Traditional ways of tackling wicked problems include the following:
- top-down government policy-making and funding that are too broad and complicated to deal with the real issues
- companies’ being motivated by revenue generation and mass production to maximize their profit margins
- standard project-based frameworks with finite engagement periods that are too short and too shallow to create long-lasting social impact
Kolko suggests that it is possible to mitigate wicked problems through what he calls social entrepreneurship—entrepreneurship that aims to create social capital by adding value to the community rather than focusing only on creating economic wealth.
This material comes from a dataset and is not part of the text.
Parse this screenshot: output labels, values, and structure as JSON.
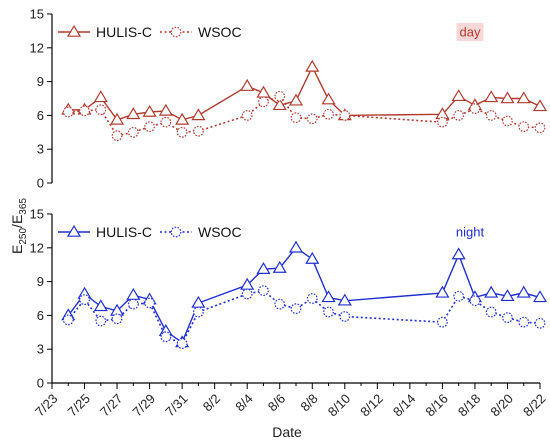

Skills for the Social Entrepreneur
Many in the target audience for this book—comprising design educators and designers—might be a bit perplexed by the broad range of skills they would need to be effective social entrepreneurs. Kolko discusses not only skills and techniques, but also how different a social entrepreneur’s posture should be—and why—to ensure greater social impact through design. Although he describes some conventional skills such as interviewing and sketching ideas, the degree of immersion and the responsibilities that social entrepreneurship requires are far deeper and wider than those of conventional design activities.
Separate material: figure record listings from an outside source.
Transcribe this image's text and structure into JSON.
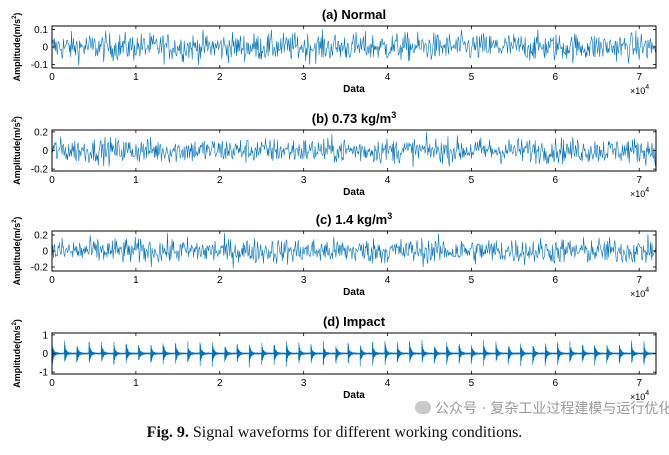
{
  "chart_data": [
    {
      "type": "line",
      "title": "(a) Normal",
      "title_super": "",
      "xlabel": "Data",
      "ylabel": "Amplitude(m/s",
      "ylabel_super": "2",
      "ylabel_close": ")",
      "x_multiplier": "×10",
      "x_multiplier_exp": "4",
      "xlim": [
        0,
        72000
      ],
      "ylim": [
        -0.12,
        0.12
      ],
      "xticks": [
        0,
        1,
        2,
        3,
        4,
        5,
        6,
        7
      ],
      "xtick_labels": [
        "0",
        "1",
        "2",
        "3",
        "4",
        "5",
        "6",
        "7"
      ],
      "yticks": [
        -0.1,
        0,
        0.1
      ],
      "ytick_labels": [
        "-0.1",
        "0",
        "0.1"
      ],
      "signal": "noise",
      "amplitude": 0.095,
      "color": "#0072BD",
      "grid": false
    },
    {
      "type": "line",
      "title": "(b) 0.73 kg/m",
      "title_super": "3",
      "xlabel": "Data",
      "ylabel": "Amplitude(m/s",
      "ylabel_super": "2",
      "ylabel_close": ")",
      "x_multiplier": "×10",
      "x_multiplier_exp": "4",
      "xlim": [
        0,
        72000
      ],
      "ylim": [
        -0.22,
        0.22
      ],
      "xticks": [
        0,
        1,
        2,
        3,
        4,
        5,
        6,
        7
      ],
      "xtick_labels": [
        "0",
        "1",
        "2",
        "3",
        "4",
        "5",
        "6",
        "7"
      ],
      "yticks": [
        -0.2,
        0,
        0.2
      ],
      "ytick_labels": [
        "-0.2",
        "0",
        "0.2"
      ],
      "signal": "noise",
      "amplitude": 0.16,
      "color": "#0072BD",
      "grid": false
    },
    {
      "type": "line",
      "title": "(c) 1.4 kg/m",
      "title_super": "3",
      "xlabel": "Data",
      "ylabel": "Amplitude(m/s",
      "ylabel_super": "2",
      "ylabel_close": ")",
      "x_multiplier": "×10",
      "x_multiplier_exp": "4",
      "xlim": [
        0,
        72000
      ],
      "ylim": [
        -0.25,
        0.25
      ],
      "xticks": [
        0,
        1,
        2,
        3,
        4,
        5,
        6,
        7
      ],
      "xtick_labels": [
        "0",
        "1",
        "2",
        "3",
        "4",
        "5",
        "6",
        "7"
      ],
      "yticks": [
        -0.2,
        0,
        0.2
      ],
      "ytick_labels": [
        "-0.2",
        "0",
        "0.2"
      ],
      "signal": "noise",
      "amplitude": 0.19,
      "color": "#0072BD",
      "grid": false
    },
    {
      "type": "line",
      "title": "(d) Impact",
      "title_super": "",
      "xlabel": "Data",
      "ylabel": "Amplitude(m/s",
      "ylabel_super": "2",
      "ylabel_close": ")",
      "x_multiplier": "×10",
      "x_multiplier_exp": "4",
      "xlim": [
        0,
        72000
      ],
      "ylim": [
        -1.1,
        1.1
      ],
      "xticks": [
        0,
        1,
        2,
        3,
        4,
        5,
        6,
        7
      ],
      "xtick_labels": [
        "0",
        "1",
        "2",
        "3",
        "4",
        "5",
        "6",
        "7"
      ],
      "yticks": [
        -1,
        0,
        1
      ],
      "ytick_labels": [
        "-1",
        "0",
        "1"
      ],
      "signal": "impact",
      "impact_count": 49,
      "impact_peak": 0.75,
      "color": "#0072BD",
      "grid": false
    }
  ],
  "caption": {
    "label": "Fig. 9.",
    "text": "Signal waveforms for different working conditions."
  },
  "watermark": "公众号 · 复杂工业过程建模与运行优化控制"
}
Kolko states that—unlike for typical design activities—the key to social entrepreneurship for designers is establishing empathy for the population with whom they’re working. Since the problems designers tackle as social entrepreneurs require a long-term commitment and immersion, mere understanding is not enough. Designers should not design for users who are not part of the design process, but design with users who are part of the target group. Designers also need to be flexible, confident in embracing constraints, and able to tolerate ambiguity, because unlike understanding, empathy is frequently illogical and circumstantial. Designers have to deal with not only the pragmatic, but also the conceptual and the fleeting to create truly good experiences.
Kolko introduces the participatory design technique as a powerful tool for the designing-with approach. In participatory design, a designer should act as a facilitator, extracting creative information from users and, in the end, translating it into actual products and services.
Kolko proposes several essential skills and techniques that allow a designer to best attain this goal:
- Be an approachable, compassionate, and passionate facilitator who enables users to comfortably participate in the design-with process.
- Generate new service or product concepts by synthesizing the data and disconnected ideas that users provide and iteratively testing their inferences.
- Visualize concepts through sketching, role playing, and storytelling—even when you have only limited information.
Kolko presents some important tips relating to finance—although they may not be sufficient for would-be social entrepreneurs:
- To ensure sufficient income, you must be able to evaluate project value effectively.
- Organize a project with limited resources, and establish a proper financial model to keep it running.
The author discourages too much dependence on grants. Readers should realize that only devoted realists with the proper business acumen are likely to succeed as social entrepreneurs.